High intensity interval training and mental health in adolescents

Dr Nigel Harris
Auckland University of Technology

In 2017, Cure Kids collaborated on a joint, contestable funding round with The National Science Challenge, A Better Start. The aim of the partnership was to fund high-quality, mission-led research focused on child and youth well-being, specifically in the areas of childhood obesity, early literacy and learning, mental health problems, and autism spectrum disorder (ASD). In July 2017, ten projects were funded across the four specific areas.


What is the problem and who does it affect?

The mental health of our teenagers is an issue of growing concern for New Zealand. A recent UNICEF report had New Zealand ranked 38th out of 40 developed countries for child well-being; this includes mental health. This is a highly distressing statistic, and at odds with how most people perceive New Zealand.

Teenage years are also very formative years, and this is often the age where long-term behaviours and habits are formed. The WHO specifically highlights the school setting for physical activity and its effects on health and well-being.

Emerging evidence suggests a link between vigorous physical activity and mental health outcomes. Dr Nigel Harris, from AUT, is leading a programme that will assess the effectiveness of using high-intensity interval training (HIIT) in the school setting to reduce mental health issues.

HIIT has recently emerged as an effective exercise strategy. It is characterised by repeated, brief, intense bouts of exercise for 20 to 120 seconds.
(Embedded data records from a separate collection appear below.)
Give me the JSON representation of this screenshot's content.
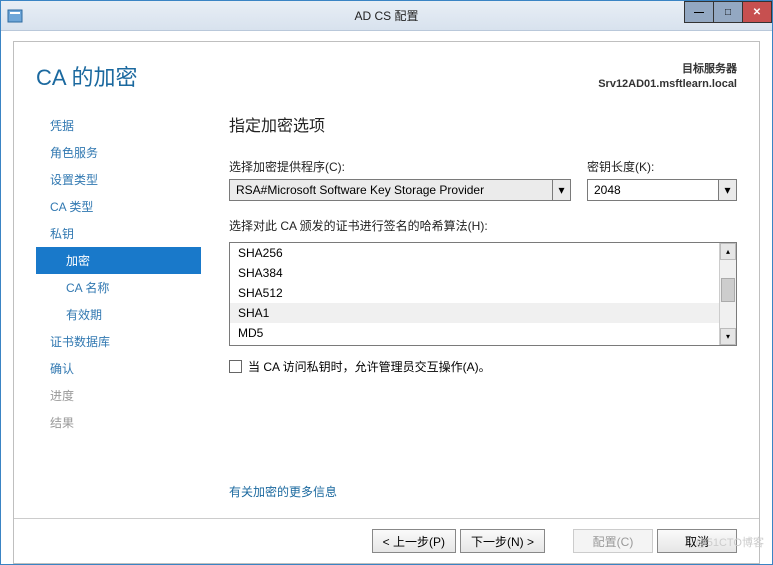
{
  "window": {
    "title": "AD CS 配置"
  },
  "header": {
    "page_title": "CA 的加密",
    "target_label": "目标服务器",
    "target_name": "Srv12AD01.msftlearn.local"
  },
  "sidebar": {
    "items": [
      {
        "label": "凭据",
        "indent": false,
        "active": false,
        "disabled": false
      },
      {
        "label": "角色服务",
        "indent": false,
        "active": false,
        "disabled": false
      },
      {
        "label": "设置类型",
        "indent": false,
        "active": false,
        "disabled": false
      },
      {
        "label": "CA 类型",
        "indent": false,
        "active": false,
        "disabled": false
      },
      {
        "label": "私钥",
        "indent": false,
        "active": false,
        "disabled": false
      },
      {
        "label": "加密",
        "indent": true,
        "active": true,
        "disabled": false
      },
      {
        "label": "CA 名称",
        "indent": true,
        "active": false,
        "disabled": false
      },
      {
        "label": "有效期",
        "indent": true,
        "active": false,
        "disabled": false
      },
      {
        "label": "证书数据库",
        "indent": false,
        "active": false,
        "disabled": false
      },
      {
        "label": "确认",
        "indent": false,
        "active": false,
        "disabled": false
      },
      {
        "label": "进度",
        "indent": false,
        "active": false,
        "disabled": true
      },
      {
        "label": "结果",
        "indent": false,
        "active": false,
        "disabled": true
      }
    ]
  },
  "form": {
    "heading": "指定加密选项",
    "csp_label": "选择加密提供程序(C):",
    "csp_value": "RSA#Microsoft Software Key Storage Provider",
    "keylen_label": "密钥长度(K):",
    "keylen_value": "2048",
    "hash_label": "选择对此 CA 颁发的证书进行签名的哈希算法(H):",
    "hash_options": [
      "SHA256",
      "SHA384",
      "SHA512",
      "SHA1",
      "MD5"
    ],
    "hash_selected": "SHA1",
    "checkbox_label": "当 CA 访问私钥时，允许管理员交互操作(A)。",
    "more_link": "有关加密的更多信息"
  },
  "buttons": {
    "prev": "< 上一步(P)",
    "next": "下一步(N) >",
    "configure": "配置(C)",
    "cancel": "取消"
  },
  "watermark": "@51CTO博客"
}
It is conjectured that the shorter periods of exercise will be more palatable for teenagers who might have aversion to other longer-form exercises. The team will embed the intervention into the curriculum, and it will be teacher-led, which will help ensure uptake and sustainability.

The nexus between physiological improvements and mental health outcomes is of interest given the known associations between improvements in general aerobic and muscular fitness, and psychological well-being.


What does this project hope to achieve?

There is an over-representation of Maori, as well as those from lower socioeconomic environments, in the prevalence of mental health conditions. With this in mind, Dr Harris will undertake the intervention in a number of low decile schools. The team will also customise parts of the intervention to incorporate a mātauranga Māori approach. Using various cultural narratives, it is designed so that students, especially Maori, will engage more with the programme. These narratives will be woven throughout the delivery of some of the exercise sessions.

The study will recruit just over 400 children from eight schools in total. By way of comparison, half the students will undergo the new HIIT regime, while the other half will have ‘business as usual’ Physical Education. This will allow the researchers to get a better understanding of the effects from the programme.

The primary outcome will be improvements in mental health, measured across a range of parameters at a three-month and 20-week follow up. This will include using the Strength and Difficulties Questionnaire (SDQ) which covers a range of measurements associated with mental health.

The intervention is easily scalable to other school settings if successful.